By insisting that we are just hours, days, weeks away from Trump allegedly being indicted or dragged out by the US Marshals, Mensch is basically telling all those who follow her: no work is needed. There is no need to call our electeds; no need to march; no need to demonstrate — we just have to sit back and wait for the legal system to take effect.

But as people wait for her predictions to pan out, the world still continues. Environmental rules continue to be revoked. Health care bills are passed. Trump’s agenda — as chaotic as it is — still keeps moving forward, and real opportunities are being lost to stop any of this, because Mensch’s wish fulfillment premises have gotten in the way of actionable steps, common sense and logic. It is causing real damage to any resistance efforts, and it needs to stop now.

Mensch’s shotgun approach to supposedly imminent stories, is also distorting our ability to trust in genuine expertise. With a flair for pathological narcissism that is reminiscent of other cult-like leaders, Mensch encourages followers to attack, bully and harass anyone who questions her reporting.

By bullying her way into silencing legitimate experts — Luntz is a long-time GOP strategist — Mensch is not only making her followers question genuine (if occasionally partisan) expertise, but also reinforcing the idea that she is again, the only person who can tell followers the truth.

Her actions are not that different from what Trump and the far-right are prone to doing, and the sooner we come to a consensus on this, the better. To paraphrase an argument from professor Tom Nichols, Mensch’s actions are effectively reiterating the ever-growing idea that expertise, specifically media and journalistic expertise in this case, are not essential for discourse.

We prosper because we specialize, developing formal and informal mechanisms and practices that allow us to trust one another in those specializations and gain the collective benefit of our individual expertise.
If that trust dissipates, eventually both democracy and expertise will be fatally corrupted, because neither democratic leaders nor their expert advisers want to tangle with an ignorant electorate. At that point, expertise will no longer serve the public interest; it will serve the interest of whatever clique is paying its bills or taking the popular temperature at any given moment. And such an outcome is already perilously near.

There is too much at stake, to let a single person’s questionable intentions continue to errode our fight against Trump, and our ability to protect our democracy. We have to do better, and we have to keep fighting on our own merits.

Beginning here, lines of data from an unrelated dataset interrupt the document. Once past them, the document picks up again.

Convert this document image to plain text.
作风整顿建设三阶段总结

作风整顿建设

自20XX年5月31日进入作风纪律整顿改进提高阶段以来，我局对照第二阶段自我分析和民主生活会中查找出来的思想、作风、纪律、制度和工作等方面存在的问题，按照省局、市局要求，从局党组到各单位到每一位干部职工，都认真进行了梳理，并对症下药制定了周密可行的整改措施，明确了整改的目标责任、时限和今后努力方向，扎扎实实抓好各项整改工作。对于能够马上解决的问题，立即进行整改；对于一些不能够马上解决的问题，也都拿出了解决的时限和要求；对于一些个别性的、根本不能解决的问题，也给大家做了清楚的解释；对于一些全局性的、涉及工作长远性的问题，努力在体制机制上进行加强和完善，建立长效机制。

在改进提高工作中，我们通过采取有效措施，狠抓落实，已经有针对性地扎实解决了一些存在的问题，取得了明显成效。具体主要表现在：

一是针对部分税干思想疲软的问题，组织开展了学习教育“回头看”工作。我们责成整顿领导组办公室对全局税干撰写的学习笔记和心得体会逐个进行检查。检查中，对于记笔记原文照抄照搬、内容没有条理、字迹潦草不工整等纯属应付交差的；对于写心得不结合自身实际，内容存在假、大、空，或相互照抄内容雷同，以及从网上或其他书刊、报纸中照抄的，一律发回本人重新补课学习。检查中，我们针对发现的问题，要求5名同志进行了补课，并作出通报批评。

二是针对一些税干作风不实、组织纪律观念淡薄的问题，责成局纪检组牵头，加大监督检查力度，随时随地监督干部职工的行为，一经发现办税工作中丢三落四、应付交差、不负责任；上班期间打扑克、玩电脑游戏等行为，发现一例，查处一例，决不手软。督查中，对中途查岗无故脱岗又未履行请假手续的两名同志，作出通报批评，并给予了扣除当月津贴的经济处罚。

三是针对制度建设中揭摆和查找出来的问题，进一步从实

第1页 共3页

So the next time you see Mensch or anyone Mensch-like come across your feed, ask yourself these questions that I have reiterated on Twitter often:

  1. What’s their level of expertise?
  2. What gives them the authority to say certain things about a subject?
  3. What’s their motivation in telling you [insert story here]?
  4. Are they telling you something true, or just something you really want to hear about Trump and the White House?
  5. If said Twitter pundit really worked in said field, would they really speak like that?
  6. If they’re credible, are other outlets reaching out for guest pieces, etc?
  7. If they aren’t, is it because these outlets see something you don’t?

The fight against the Trump White House is still looking like a longer battle. Be smart in your approach.